あの後店内で写真をスマホで撮ってもらったり、結菜達と一緒に記念撮影したりした後、あたしは駅まで送ってもらって、ついに日野間駅に降り立った。
時間は十時半。待ち合わせは十一時だから、まだ時間に余裕はあるかな。
でも、あたしからハル君を誘ったんだから、やっぱり待ち合わせに遅れるのは嫌。
そう思って、あたしはそのまま流れで待ち合わせ場所に指定した、ショッピングモール一階にある至福の泉に向かう事にした。
至福の泉。
その名の通り、屋内にあるちょっと幻想的な時計と噴水のある水場で、ここでの待ち合わせスポットとしても有名な場所。
勿論、このショッピングモールを選んだのは、食事だけで終わりたくないって思ってるから。
沢山ってわけじゃないけど、あたしなりに少しでもハル君との距離を縮める作戦を考えてきたんだよね。
でも、うまく実行できるかな……。
駅からショッピングモールまでの道を黙々と歩くあたし。待ち合わせ場所に近づくにつれ、緊張感と不安が募る。
ハル君と学校に毎日登校してる時には、ここまで緊張した事なんてないのに、やっぱ変に意識しちゃってる。
でも、あたしにとって今日は特別な日だし、普段通りでいられなくたって仕方ないじゃん。

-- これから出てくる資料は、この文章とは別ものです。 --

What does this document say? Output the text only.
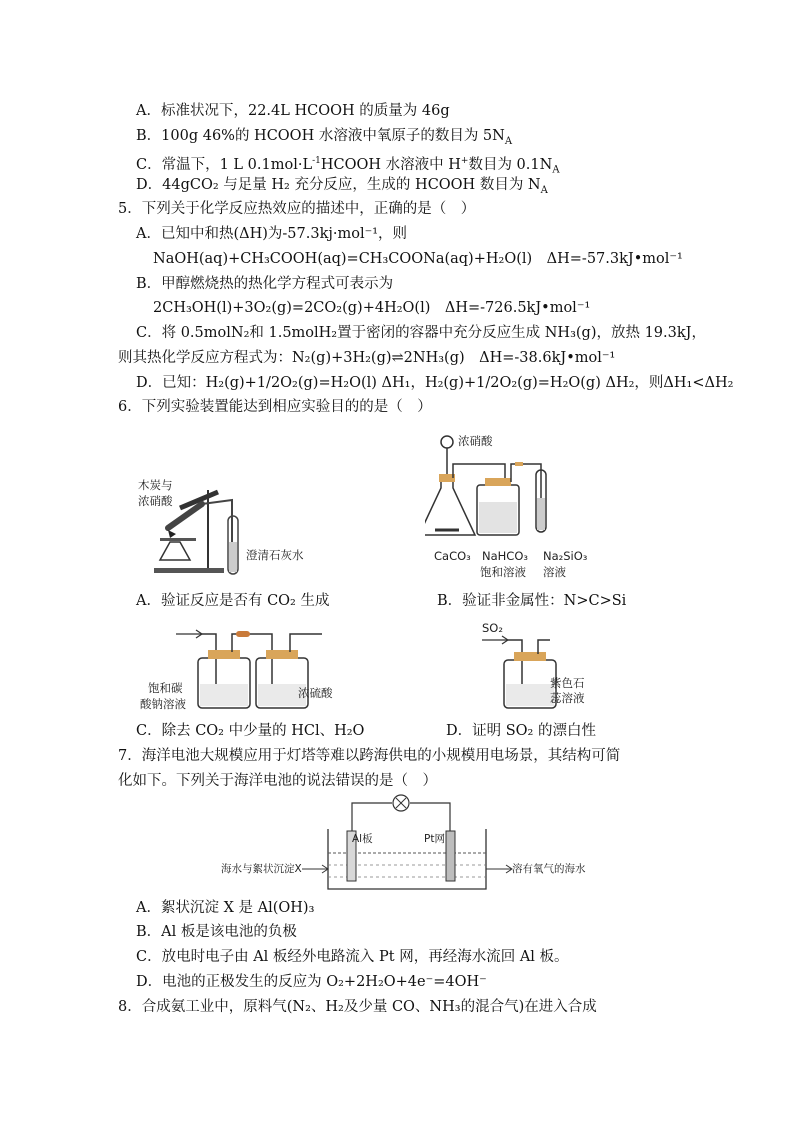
A．标准状况下，22.4L HCOOH 的质量为 46g
B．100g 46%的 HCOOH 水溶液中氧原子的数目为 $5N_A$
C．常温下，1 L $0.1mol\cdot L^{-1}HCOOH$ 水溶液中 H+数目为 $0.1N_A$
D．44gCO₂ 与足量 H₂ 充分反应，生成的 HCOOH 数目为 $N_A$
5．下列关于化学反应热效应的描述中，正确的是（　）
A．已知中和热(ΔH)为-57.3kj·mol⁻¹，则
NaOH(aq)+CH₃COOH(aq)=CH₃COONa(aq)+H₂O(l)　ΔH=-57.3kJ•mol⁻¹
B．甲醇燃烧热的热化学方程式可表示为
2CH₃OH(l)+3O₂(g)=2CO₂(g)+4H₂O(l)　ΔH=-726.5kJ•mol⁻¹
C．将 0.5molN₂和 1.5molH₂置于密闭的容器中充分反应生成 NH₃(g)，放热 19.3kJ，
则其热化学反应方程式为：N₂(g)+3H₂(g)⇌2NH₃(g)　ΔH=-38.6kJ•mol⁻¹
D．已知：H₂(g)+1/2O₂(g)=H₂O(l) ΔH₁，H₂(g)+1/2O₂(g)=H₂O(g) ΔH₂，则ΔH₁<ΔH₂
6．下列实验装置能达到相应实验目的的是（　）
木炭与
浓硝酸
澄清石灰水
浓硝酸
CaCO₃ NaHCO₃
饱和溶液
Na₂SiO₃
溶液
A．验证反应是否有 CO₂ 生成	B．验证非金属性：N>C>Si
饱和碳
酸钠溶液
浓硫酸
SO₂
紫色石
蕊溶液
C．除去 CO₂ 中少量的 HCl、H₂O	D．证明 SO₂ 的漂白性
7．海洋电池大规模应用于灯塔等难以跨海供电的小规模用电场景，其结构可简
化如下。下列关于海洋电池的说法错误的是（　）
Al板	Pt网
海水与絮状沉淀X	溶有氧气的海水
A．絮状沉淀 X 是 Al(OH)₃
B．Al 板是该电池的负极
C．放电时电子由 Al 板经外电路流入 Pt 网，再经海水流回 Al 板。
D．电池的正极发生的反应为 O₂+2H₂O+4e⁻=4OH⁻
8．合成氨工业中，原料气(N₂、H₂及少量 CO、NH₃的混合气)在进入合成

喉が渇いてきちゃったけど、何となくこの格好で自動販売機で飲み物を買うのって、イメージが崩れちゃう気がして気が引ける。
ここはハル君と合流して、どこか行くまで我慢我慢。
まずは先に待ち合わせ場所に着いて、少し深呼吸して落ち着かなきゃ。
やっと近くなったショッピングモールの大きな入り口から、そのまま正面奥に見える時計を目指す。
流石に人も多いし、あたしに目を向けてくる人も多いけど、しゃんとして胸を張らないと、折角の服が台無しだもんね。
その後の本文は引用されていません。